Clint looked surprised for a moment, and then grinned. “That’s just like you, Cap. Don’t bother to yell at me for screwing up - just skip right to fixing it.”
Steve shrugged. “What’s done is done. I don’t see any reason to get upset. But let’s see if we can find away around it.”
“The problem is that I can only wear the aid for so long before it becomes uncomfortable. Maybe I should stash a spare with my quiver?” Clint suggested.

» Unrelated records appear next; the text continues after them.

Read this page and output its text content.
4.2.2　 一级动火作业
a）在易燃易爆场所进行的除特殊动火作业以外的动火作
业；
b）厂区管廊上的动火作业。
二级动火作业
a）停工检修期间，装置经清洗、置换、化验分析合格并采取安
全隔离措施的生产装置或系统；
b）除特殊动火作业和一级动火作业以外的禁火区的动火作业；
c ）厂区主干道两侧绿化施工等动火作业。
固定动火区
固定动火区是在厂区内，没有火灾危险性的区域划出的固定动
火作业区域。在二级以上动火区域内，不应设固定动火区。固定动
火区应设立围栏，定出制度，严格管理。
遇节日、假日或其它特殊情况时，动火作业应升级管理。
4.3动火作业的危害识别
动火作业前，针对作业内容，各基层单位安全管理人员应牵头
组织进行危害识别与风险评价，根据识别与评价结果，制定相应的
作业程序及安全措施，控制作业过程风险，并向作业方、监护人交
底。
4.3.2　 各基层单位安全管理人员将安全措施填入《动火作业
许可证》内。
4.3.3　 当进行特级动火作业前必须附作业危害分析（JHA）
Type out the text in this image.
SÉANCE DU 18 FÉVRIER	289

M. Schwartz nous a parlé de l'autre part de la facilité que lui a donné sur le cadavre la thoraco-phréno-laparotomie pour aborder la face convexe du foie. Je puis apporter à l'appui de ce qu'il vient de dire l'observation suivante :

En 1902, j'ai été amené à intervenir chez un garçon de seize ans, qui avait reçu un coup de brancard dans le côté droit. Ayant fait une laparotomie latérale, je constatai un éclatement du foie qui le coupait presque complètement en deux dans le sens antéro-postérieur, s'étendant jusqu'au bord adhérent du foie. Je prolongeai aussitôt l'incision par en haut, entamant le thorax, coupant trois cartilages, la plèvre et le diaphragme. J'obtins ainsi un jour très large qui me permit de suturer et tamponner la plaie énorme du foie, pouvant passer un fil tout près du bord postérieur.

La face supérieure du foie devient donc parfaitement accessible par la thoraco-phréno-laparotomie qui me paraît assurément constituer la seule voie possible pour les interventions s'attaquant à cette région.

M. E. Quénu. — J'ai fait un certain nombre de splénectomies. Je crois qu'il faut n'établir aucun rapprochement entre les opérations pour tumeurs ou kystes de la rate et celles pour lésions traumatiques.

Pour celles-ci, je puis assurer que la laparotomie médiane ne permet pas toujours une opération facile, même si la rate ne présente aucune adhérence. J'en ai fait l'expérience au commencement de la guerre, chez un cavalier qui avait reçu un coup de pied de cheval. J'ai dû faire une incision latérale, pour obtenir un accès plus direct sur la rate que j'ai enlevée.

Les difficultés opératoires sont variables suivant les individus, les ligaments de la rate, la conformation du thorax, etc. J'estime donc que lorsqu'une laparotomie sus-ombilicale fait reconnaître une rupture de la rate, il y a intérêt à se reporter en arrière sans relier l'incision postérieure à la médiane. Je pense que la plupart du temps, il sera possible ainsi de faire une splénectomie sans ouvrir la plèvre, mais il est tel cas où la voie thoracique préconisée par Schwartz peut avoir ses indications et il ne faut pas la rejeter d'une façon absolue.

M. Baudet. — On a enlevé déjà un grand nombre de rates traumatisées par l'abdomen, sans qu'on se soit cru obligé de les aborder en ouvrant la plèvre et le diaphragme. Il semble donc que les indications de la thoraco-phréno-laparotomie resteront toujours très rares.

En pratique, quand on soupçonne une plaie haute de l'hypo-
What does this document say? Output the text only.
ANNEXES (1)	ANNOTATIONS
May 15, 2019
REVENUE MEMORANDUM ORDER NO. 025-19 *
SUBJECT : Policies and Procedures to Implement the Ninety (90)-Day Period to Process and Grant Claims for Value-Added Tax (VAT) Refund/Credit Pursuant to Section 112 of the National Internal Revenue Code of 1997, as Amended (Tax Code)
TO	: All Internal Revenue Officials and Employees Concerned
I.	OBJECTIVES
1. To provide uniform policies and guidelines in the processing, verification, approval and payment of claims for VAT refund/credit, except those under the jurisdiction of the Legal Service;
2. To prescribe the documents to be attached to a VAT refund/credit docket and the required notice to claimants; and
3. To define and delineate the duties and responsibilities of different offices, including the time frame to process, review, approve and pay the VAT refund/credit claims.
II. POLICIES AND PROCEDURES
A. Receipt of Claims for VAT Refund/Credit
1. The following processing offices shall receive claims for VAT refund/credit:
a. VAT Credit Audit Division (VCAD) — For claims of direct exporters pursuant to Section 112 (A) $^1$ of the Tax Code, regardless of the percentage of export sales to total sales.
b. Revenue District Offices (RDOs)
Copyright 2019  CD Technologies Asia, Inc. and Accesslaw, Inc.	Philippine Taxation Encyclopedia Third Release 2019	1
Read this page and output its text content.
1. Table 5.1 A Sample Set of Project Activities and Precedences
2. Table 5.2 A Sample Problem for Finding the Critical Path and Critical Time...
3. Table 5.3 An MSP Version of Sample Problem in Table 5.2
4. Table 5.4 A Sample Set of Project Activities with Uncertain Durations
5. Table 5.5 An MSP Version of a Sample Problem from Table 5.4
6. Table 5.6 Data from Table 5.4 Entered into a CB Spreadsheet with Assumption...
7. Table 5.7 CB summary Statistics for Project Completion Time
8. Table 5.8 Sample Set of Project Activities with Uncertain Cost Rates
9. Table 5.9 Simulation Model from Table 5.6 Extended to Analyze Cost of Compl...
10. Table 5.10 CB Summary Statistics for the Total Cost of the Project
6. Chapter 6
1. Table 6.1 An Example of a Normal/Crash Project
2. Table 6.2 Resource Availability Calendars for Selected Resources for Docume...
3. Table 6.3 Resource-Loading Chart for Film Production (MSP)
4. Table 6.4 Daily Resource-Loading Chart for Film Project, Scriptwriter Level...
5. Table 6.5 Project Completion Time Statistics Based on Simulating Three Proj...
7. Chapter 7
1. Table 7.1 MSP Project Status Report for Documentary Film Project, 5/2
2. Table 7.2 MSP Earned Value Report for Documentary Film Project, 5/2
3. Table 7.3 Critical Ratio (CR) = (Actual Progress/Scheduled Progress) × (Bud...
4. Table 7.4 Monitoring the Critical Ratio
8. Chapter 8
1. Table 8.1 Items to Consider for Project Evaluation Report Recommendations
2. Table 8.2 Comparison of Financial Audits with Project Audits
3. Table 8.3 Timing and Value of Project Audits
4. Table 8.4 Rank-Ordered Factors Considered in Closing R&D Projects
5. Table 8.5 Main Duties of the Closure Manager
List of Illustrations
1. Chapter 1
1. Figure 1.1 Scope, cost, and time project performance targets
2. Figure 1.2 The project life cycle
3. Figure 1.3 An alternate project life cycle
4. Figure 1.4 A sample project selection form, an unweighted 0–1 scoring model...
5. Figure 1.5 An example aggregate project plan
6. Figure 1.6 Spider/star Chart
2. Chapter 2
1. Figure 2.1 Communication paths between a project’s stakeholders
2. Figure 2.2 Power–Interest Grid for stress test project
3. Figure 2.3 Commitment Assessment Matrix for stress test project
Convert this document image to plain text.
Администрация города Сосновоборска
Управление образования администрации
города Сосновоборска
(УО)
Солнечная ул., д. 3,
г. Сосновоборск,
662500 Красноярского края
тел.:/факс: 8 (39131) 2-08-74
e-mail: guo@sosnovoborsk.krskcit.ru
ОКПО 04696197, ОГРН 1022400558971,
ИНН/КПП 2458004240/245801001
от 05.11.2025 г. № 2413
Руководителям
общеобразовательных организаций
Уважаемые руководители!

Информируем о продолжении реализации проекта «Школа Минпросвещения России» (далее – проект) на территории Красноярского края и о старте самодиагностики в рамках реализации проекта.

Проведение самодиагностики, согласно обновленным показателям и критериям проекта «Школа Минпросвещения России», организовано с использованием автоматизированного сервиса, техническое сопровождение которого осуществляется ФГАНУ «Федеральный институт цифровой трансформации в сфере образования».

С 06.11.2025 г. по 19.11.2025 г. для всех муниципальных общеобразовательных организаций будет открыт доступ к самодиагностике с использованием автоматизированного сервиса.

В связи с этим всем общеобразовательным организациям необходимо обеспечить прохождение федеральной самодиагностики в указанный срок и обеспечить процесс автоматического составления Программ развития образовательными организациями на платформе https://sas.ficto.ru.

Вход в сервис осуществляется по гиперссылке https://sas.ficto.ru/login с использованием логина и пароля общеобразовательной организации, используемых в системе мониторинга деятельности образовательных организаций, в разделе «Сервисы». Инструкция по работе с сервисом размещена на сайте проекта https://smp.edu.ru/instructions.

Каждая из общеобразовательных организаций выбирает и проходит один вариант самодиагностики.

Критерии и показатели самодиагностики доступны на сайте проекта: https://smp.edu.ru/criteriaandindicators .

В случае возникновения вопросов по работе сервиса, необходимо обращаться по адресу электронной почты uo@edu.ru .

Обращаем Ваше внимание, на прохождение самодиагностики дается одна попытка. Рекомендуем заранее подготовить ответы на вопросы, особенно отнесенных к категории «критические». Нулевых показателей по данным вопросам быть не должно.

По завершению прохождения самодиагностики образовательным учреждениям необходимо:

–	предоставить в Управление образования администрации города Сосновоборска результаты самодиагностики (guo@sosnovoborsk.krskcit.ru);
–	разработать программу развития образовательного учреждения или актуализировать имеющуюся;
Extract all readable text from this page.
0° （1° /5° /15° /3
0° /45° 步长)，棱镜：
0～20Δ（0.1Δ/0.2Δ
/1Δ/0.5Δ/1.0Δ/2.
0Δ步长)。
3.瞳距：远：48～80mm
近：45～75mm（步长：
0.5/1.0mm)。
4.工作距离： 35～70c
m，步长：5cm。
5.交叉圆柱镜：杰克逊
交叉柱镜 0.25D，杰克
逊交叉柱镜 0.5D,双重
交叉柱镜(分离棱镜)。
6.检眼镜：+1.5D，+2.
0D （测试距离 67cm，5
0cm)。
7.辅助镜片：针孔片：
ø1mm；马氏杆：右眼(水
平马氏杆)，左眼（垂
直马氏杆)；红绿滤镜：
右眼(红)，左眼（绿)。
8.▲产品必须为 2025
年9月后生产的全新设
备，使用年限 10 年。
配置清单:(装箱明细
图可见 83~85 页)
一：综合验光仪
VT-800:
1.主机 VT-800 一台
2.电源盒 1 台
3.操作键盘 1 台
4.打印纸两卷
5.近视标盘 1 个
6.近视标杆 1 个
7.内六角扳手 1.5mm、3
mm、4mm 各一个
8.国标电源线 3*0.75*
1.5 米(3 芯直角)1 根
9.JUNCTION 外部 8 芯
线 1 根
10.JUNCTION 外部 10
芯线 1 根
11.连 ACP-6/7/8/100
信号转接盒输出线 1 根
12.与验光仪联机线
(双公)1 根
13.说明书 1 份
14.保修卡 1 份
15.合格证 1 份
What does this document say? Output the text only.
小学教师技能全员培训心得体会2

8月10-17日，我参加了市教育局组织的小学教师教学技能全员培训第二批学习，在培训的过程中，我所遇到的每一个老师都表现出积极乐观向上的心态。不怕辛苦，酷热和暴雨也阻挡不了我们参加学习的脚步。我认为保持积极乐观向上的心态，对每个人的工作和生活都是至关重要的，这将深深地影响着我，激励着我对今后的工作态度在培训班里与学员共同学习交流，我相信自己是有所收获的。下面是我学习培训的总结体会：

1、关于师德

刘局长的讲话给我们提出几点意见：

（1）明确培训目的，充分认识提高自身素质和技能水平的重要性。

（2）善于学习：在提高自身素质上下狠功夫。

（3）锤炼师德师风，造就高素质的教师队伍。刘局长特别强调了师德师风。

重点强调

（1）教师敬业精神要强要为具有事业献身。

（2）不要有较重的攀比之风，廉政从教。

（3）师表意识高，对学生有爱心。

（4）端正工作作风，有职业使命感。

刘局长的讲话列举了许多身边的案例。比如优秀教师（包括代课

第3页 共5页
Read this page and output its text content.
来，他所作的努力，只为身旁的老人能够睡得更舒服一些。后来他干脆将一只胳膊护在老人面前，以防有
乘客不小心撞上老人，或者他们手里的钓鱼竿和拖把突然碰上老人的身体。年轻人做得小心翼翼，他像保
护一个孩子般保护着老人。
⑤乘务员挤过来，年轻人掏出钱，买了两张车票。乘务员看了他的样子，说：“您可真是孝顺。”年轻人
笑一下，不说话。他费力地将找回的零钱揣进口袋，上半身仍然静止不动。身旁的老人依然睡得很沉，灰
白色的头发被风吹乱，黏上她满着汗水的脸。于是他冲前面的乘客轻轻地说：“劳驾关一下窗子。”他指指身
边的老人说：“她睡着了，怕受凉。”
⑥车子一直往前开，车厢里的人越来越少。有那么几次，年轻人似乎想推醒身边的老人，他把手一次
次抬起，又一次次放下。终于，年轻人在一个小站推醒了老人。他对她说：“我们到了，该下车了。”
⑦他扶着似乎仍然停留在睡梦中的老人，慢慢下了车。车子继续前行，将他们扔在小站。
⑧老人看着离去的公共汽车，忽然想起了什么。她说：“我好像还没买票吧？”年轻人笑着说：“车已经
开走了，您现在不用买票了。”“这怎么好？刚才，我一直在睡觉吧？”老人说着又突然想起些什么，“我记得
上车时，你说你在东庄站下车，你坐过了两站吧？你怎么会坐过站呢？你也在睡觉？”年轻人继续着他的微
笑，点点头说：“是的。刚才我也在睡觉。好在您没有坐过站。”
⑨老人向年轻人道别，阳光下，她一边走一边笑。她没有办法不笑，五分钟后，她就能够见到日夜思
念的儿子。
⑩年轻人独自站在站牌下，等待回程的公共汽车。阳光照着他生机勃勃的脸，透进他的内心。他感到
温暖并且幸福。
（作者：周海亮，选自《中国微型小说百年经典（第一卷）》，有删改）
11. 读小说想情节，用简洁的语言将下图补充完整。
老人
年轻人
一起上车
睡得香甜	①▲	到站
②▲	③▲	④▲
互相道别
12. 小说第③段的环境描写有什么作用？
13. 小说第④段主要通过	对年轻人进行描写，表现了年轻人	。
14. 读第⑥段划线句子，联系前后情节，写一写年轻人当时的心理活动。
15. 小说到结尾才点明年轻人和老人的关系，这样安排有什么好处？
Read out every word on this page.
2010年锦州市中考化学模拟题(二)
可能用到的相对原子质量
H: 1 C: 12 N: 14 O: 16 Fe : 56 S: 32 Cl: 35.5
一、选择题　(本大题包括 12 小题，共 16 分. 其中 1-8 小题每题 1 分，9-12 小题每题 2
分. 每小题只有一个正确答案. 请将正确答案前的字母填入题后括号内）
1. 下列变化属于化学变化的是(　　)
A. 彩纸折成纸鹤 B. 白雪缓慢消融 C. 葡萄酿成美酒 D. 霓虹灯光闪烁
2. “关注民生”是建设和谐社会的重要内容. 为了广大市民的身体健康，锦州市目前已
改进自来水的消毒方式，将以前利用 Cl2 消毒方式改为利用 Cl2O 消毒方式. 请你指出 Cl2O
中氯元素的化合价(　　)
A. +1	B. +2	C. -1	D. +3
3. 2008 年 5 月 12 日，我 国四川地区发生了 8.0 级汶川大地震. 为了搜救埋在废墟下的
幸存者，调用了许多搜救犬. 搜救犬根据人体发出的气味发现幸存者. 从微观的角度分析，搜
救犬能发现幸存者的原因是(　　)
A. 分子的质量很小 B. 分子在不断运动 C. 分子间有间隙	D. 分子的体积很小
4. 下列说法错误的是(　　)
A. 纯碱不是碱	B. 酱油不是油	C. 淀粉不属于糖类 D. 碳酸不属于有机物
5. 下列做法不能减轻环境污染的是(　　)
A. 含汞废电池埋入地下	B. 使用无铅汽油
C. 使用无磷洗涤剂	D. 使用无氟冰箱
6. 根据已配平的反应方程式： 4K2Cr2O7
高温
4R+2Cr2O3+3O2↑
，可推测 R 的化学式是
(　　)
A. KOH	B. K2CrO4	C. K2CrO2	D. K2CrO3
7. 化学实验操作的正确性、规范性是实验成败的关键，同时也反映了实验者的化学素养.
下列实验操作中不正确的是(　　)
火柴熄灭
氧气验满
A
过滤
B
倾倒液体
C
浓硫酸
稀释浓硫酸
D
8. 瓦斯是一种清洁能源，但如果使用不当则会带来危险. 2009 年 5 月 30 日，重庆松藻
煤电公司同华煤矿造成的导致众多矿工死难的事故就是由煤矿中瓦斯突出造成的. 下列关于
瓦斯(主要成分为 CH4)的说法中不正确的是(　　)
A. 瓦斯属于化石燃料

“That’s a good idea, but there’s always the possibility that you won’t be able to get to it in time,” Steve said, thinking out loud. “Can we get several spares?”
“They’re SHIELD issue,” Clint said, “But I bet if Coulson requisitioned them, we could get them. Why?”
“If you’re okay with it, I’d like to find a way to keep a spare with my shield,” Steve said. “And... maybe one with Tony’s suit?”
Clint made a face. “Does that mean I have to tell Stark about it?” Steve started to tell him that of course he didn’t have to, but Clint shook his head and laughed a little, clearly self-conscious. “No, it’s okay. It would make sense for the team to know.”
Steve clapped a hand on Clint’s shoulder. “Thank you for telling me,” he said seriously. “It means a lot that you trust me.”
“Like trusting Captain America is a challenge,” Clint scoffed, but there was an expression of relief on his face.
He didn’t call Clint on it, though. Learning to trust was a slow process, but they were getting there. They all were.